Ela olhava pela janela e o mundo ainda era o mesmo, as pessoas pareciam as mesmas, a paisagem não mudou muito nos últimos anos, então o que estaria acontecendo? Ela não sabia a resposta mas tinha certeza de uma coisa, algo estava mudando dentro dela, sua alma estava sedenta de algo que ela ainda não sabia o que era.

Já fazia alguns anos que Maria tinha parado de escrever com o coração.

Ela agora só escrevia comercialmente, em troca de um salário que recebia no final de cada mês e a vida estava assim, meio cinza todos os dias.

Olhando pela janela ela percebeu que o poder da invisibilidade não era mais útil em sua vida e, mesmo sem saber por onde começar ela decidiu mudar os rumos da sua vida.

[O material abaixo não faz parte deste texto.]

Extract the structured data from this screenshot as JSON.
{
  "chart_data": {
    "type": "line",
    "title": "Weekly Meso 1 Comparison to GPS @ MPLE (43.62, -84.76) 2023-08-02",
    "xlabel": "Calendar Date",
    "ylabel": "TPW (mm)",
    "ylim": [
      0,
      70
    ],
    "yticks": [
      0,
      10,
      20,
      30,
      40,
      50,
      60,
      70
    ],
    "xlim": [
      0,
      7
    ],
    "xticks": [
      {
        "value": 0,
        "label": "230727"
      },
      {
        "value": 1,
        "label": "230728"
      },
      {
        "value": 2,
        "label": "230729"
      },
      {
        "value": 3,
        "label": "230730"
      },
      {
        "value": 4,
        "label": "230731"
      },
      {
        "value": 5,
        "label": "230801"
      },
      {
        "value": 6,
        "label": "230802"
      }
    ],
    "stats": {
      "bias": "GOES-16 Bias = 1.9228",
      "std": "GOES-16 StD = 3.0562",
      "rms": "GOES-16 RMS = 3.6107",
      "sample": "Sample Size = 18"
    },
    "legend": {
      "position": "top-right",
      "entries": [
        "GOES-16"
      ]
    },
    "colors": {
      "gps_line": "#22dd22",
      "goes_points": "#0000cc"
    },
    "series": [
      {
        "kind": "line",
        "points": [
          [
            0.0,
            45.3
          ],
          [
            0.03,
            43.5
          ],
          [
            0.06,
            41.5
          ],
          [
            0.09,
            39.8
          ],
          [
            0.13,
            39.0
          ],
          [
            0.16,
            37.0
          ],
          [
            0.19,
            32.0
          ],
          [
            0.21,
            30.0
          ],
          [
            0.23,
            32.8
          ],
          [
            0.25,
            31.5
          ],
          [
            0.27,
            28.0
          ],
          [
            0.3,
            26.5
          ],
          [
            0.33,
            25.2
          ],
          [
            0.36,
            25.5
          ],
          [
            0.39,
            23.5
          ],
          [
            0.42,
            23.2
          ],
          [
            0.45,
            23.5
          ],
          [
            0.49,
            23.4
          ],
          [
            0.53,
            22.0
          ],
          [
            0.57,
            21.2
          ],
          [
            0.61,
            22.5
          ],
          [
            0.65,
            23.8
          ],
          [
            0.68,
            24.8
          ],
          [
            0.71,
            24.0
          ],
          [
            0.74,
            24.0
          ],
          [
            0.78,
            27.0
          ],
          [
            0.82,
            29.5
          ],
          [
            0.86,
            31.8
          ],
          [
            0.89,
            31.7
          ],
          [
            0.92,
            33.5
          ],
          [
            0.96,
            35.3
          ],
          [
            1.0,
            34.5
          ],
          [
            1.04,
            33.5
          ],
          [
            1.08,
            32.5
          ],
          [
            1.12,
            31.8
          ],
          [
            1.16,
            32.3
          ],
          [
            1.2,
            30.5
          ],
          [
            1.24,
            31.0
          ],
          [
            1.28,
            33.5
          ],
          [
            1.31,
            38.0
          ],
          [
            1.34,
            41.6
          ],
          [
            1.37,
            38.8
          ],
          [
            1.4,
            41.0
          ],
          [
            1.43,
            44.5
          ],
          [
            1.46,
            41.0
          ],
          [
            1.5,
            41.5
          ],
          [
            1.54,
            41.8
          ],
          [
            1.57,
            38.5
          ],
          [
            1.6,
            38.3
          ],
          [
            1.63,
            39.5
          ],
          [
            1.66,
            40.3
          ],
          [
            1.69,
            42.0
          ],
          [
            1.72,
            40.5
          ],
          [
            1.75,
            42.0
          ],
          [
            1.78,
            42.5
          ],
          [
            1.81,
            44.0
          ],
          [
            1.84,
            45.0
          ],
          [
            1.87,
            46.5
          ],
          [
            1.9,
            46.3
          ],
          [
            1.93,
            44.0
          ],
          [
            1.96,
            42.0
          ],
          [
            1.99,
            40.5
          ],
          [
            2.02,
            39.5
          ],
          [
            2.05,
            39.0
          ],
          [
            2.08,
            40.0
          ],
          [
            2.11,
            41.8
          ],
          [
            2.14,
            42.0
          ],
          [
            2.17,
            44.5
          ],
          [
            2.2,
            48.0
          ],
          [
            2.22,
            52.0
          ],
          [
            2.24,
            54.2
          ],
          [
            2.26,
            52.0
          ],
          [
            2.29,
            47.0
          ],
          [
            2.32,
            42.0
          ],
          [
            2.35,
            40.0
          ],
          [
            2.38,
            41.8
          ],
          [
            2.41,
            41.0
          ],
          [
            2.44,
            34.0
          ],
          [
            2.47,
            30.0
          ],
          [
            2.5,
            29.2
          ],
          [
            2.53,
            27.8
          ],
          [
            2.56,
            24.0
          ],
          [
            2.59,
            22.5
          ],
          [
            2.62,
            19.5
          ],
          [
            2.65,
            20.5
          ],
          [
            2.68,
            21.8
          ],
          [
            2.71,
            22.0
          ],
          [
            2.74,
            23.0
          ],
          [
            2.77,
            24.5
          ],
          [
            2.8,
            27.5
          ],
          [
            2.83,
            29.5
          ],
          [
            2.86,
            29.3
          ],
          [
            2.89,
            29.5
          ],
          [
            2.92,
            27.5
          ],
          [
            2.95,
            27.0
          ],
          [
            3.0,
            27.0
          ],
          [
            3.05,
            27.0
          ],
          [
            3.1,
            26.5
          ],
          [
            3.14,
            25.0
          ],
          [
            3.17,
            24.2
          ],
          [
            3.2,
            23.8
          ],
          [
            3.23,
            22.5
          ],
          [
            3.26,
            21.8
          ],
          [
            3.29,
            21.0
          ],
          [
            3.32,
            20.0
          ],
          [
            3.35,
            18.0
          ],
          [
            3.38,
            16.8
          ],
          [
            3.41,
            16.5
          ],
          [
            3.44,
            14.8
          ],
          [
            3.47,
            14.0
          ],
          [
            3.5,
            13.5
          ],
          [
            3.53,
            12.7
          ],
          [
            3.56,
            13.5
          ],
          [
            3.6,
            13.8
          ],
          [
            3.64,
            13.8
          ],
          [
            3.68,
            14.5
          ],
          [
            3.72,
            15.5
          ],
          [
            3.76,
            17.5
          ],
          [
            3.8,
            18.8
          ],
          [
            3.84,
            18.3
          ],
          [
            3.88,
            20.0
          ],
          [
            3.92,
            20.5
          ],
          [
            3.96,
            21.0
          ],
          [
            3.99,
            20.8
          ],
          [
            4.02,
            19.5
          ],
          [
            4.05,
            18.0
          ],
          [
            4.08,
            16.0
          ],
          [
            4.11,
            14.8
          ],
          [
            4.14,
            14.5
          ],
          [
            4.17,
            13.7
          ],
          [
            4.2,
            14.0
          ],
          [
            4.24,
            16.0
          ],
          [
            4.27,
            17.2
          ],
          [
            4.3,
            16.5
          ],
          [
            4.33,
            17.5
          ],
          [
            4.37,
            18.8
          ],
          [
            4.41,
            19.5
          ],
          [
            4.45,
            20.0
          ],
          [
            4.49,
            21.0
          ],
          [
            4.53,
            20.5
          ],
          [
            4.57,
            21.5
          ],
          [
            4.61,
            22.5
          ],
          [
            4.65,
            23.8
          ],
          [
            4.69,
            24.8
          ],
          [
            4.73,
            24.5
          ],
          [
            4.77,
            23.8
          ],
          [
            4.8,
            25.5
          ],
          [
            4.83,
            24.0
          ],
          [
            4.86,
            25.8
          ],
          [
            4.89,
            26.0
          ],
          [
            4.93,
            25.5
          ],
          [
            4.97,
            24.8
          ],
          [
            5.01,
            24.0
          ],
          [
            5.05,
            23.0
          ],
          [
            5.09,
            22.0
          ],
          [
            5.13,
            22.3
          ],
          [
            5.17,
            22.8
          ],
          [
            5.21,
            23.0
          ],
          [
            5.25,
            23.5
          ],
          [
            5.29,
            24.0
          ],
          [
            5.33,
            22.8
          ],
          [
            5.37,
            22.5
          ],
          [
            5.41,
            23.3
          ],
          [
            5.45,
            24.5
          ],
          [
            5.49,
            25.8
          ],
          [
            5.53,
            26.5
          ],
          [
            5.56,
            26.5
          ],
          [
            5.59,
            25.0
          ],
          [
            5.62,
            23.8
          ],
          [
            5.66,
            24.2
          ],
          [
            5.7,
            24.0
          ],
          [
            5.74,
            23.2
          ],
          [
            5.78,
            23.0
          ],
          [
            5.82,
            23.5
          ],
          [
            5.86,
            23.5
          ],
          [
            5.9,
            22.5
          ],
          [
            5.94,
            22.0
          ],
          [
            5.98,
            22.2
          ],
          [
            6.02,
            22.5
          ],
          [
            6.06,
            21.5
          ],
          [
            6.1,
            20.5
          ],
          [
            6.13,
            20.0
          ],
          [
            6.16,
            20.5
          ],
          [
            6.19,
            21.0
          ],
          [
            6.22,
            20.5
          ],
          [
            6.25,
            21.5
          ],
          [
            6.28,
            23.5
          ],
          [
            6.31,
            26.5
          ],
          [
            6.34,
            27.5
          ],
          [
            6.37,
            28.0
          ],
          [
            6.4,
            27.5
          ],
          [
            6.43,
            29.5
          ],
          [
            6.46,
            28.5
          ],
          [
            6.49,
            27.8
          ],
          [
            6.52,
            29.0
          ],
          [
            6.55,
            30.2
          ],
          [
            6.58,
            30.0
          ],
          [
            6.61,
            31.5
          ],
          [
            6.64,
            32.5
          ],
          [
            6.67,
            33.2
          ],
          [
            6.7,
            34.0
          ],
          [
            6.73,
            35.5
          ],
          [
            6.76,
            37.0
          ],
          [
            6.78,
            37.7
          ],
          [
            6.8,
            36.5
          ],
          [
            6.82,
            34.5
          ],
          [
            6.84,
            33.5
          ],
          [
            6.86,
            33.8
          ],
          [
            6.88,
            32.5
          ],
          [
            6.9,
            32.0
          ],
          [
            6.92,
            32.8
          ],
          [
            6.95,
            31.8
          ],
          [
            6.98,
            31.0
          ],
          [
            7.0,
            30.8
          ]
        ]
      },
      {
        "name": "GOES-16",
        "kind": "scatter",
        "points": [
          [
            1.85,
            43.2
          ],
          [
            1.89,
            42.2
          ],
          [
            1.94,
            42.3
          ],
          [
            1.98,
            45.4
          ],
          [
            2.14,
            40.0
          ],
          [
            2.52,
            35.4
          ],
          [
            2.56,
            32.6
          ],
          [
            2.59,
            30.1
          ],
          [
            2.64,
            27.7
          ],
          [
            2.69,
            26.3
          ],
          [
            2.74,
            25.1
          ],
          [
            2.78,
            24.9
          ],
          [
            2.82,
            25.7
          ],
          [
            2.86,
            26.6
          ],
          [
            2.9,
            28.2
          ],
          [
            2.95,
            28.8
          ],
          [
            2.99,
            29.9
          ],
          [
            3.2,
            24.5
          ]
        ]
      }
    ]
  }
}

Permaneceu colada ao vidro da janela por mais alguns segundos e, num movimento cheio de energia ela se virou e saiu correndo em busca de algo onde pudesse escrever. Pegou seu notebook, abriu um documento de texto e começou a digitar. Não tinha a menor ideia sobre o que escrever mas escreveu mesmo assim. Começou o texto com palavras soltas, ideias sem sentindo, frases que pareciam incompletas e sem nenhuma preocupação com a gramática. Apenas escreveu por horas e horas, com o coração, sem ler, sem revisar, sem se preocupar, só escreveu.

Depois de algumas horas, que Maria nem sabe quantas foram, ela fechou o notebook e deu por encerrada a tarefa de escrever.

Ela estava cansada mas muito feliz. Sua alma estava leve como nunca se sentiu antes. Ela não podia ver mas uma LUZ DOURADA muito intensa estava agora brilhando em torno dela. Maria LIBERTOU SUA ESSÊNCIA DE LUZ e ali ela começou a ESCREVER sua Nova História.

Muito tempo depois alguém encontrou as Cartas de Maria e começou a guardar com carinho cada carta que encontrava com o objetivo de reunir todas as cartas de Maria para publicar um livro honrando aquela bela história de vida.

E naquela carta, onde Maria Libertou Sua Essência, lá estava escrito no último parágrafo: “Sou uma Mulher da Nova Era. Entendo hoje que sempre estive à frente do meu tempo. Levei mais de seis décadas para compreender que minha natureza é sutil e forte ao mesmo tempo. E neste momento, enquanto escrevo estas palavras, minha alma deseja mostrar ao mundo a LUZ que sinto dentro de mim. Por isso eu agora dou permissão para minha LUZ BRILHAR à minha volta porque sei que a Luz cresce à medida que acende outras em seu caminho.”